Media tersebut disebut dengan e-commerce. E-commerce merupakan media yang mewadahi pihak-pihak terkait dalam melakukan kegiatan bisnis melalui jaringan internet. Secara garis besar, e-commerce adalah tempat dimana kegiatan pertukaran barang atau jasa yang dilakukan oleh pihak-pihak terkait melalui jaringan internet.

Transaksi jual beli melalui e-commerce dikategorikan dalam akuntansi syariah mengandung adanya akad as-salam. Berdasrkan Fatwa Dewan Syariah Nasional Majelis Ulama Indonesia (DSN MUI) Nomor 05/DSN-MUI/IV/2000, jual beli salam dapat di definisikan
sebagai transaksi jual beli barang yang dilakukan dengan cara pemesanan dan membayar barang tersebut lebih dahulu dengan syarat-syarat tertentu. Berikut adalah rukun as-salam yang harus dipenuhi :

1. Pihak-pihak yang terlibat dalam transaksi e-commerce

Pihak-pihak yang terlibat dalam transaksi yaitu penjual dan pembeli yang menjadi elemen dasar terjadinya sebuah transaksi. Penjual adalah pihak yang menjual barang dagangannya dan di pasarkan melalui jaringan internet, sedangkan pembeli adalah pihak yang membeli barang dagangan yang telah dijual oleh si penjual. Pihak yang terlibat bukan hanya penjual dan peembeli saja, tetapi pada e-commerce terdapat perwakilan yang bertugas untuk meneruskan amanat agar terlaksananya transaksi sesuai dengan apa yang diinginkan oleh pihak terkait seperti, layanan pendukung untuk memantau terjaganya kerasahasiaan, validitas, dan keamanan saat transaksi berlangsung.

2. Ijab qabul (sighat)

Pernyataan kehendak yang berbentuk sighat dalam transaksi e-commerce menjadi sebuah kewajiban. Pihak-pihak yang terlibat dalam transaksi e-commerce dapat beperan sebagai ijab maupun qabul. Bentuk ijab qabul pada transaksi e-commerce adalah dengan pengiriman pesan secara daring dan penyampaian langsung secara verbal melalui telepon. Untuk mencapai ijab qabul, pembeli akan menyetujui berbagai penawaran yang telah ditawarkan oleh penjual tanpa paksaan dari siapapun.
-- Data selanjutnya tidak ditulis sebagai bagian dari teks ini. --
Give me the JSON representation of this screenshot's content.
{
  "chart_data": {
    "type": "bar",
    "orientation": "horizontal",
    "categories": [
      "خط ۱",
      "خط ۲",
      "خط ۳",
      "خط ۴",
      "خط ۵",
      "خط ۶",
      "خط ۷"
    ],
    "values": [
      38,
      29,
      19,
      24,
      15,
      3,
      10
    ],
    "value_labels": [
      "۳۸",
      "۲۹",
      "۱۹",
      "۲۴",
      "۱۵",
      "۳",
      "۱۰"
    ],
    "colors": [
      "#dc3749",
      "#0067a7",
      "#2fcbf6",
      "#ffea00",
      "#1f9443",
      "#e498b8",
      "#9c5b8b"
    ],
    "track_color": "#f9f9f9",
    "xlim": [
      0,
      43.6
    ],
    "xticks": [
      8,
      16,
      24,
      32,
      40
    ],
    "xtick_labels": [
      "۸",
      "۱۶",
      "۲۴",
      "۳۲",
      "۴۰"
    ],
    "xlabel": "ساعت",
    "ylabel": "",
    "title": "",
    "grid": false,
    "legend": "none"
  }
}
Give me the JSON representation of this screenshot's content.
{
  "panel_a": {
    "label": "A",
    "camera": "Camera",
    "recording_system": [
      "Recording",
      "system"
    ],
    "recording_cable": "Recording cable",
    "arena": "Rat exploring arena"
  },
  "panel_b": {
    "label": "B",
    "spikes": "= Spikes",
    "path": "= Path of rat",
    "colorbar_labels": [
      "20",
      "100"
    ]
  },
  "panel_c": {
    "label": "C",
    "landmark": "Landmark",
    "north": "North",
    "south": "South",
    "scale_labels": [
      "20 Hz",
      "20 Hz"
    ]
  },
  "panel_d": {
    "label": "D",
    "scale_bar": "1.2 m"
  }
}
Persetujuan oleh kedua pihak untuk menyetujui aturan dan perjanjian yang terlah dibuat, yang selanjutnya dikomunikasikan secara dua arahlah yang bisa disebut dengan sighat. Dikarenakan, ikatan antara penjual dan pembeli berdasarkan dari kesepakatan yang jelas dan diakhiri dengan serah terima.

3. Objek transaksi

Objek transaksi merupakan barang atau jasa yang diberikan kepada pihak pembeli sesuai kesepakatan antara penjual dengan pembeli. Pada transaksi e-commerce, sebelum melakukan pembayaran kedua belah pihak harus sepekat mengenai jumlah, jenis, harga, waktu dan cara pengiriman serta metode apa yang dilakukan dalam proses pembayaran. Hal tersebut menunjukan bahwa barang harus sudah ada saat proses transaksi berlangsung.

Dalam akad as-salam, objek transaksi tidak boleh barang yang mengandung unsur dilarang oleh agama Islam. Dengan kata lain objek transaksi harus sesuai dengan syariah islam.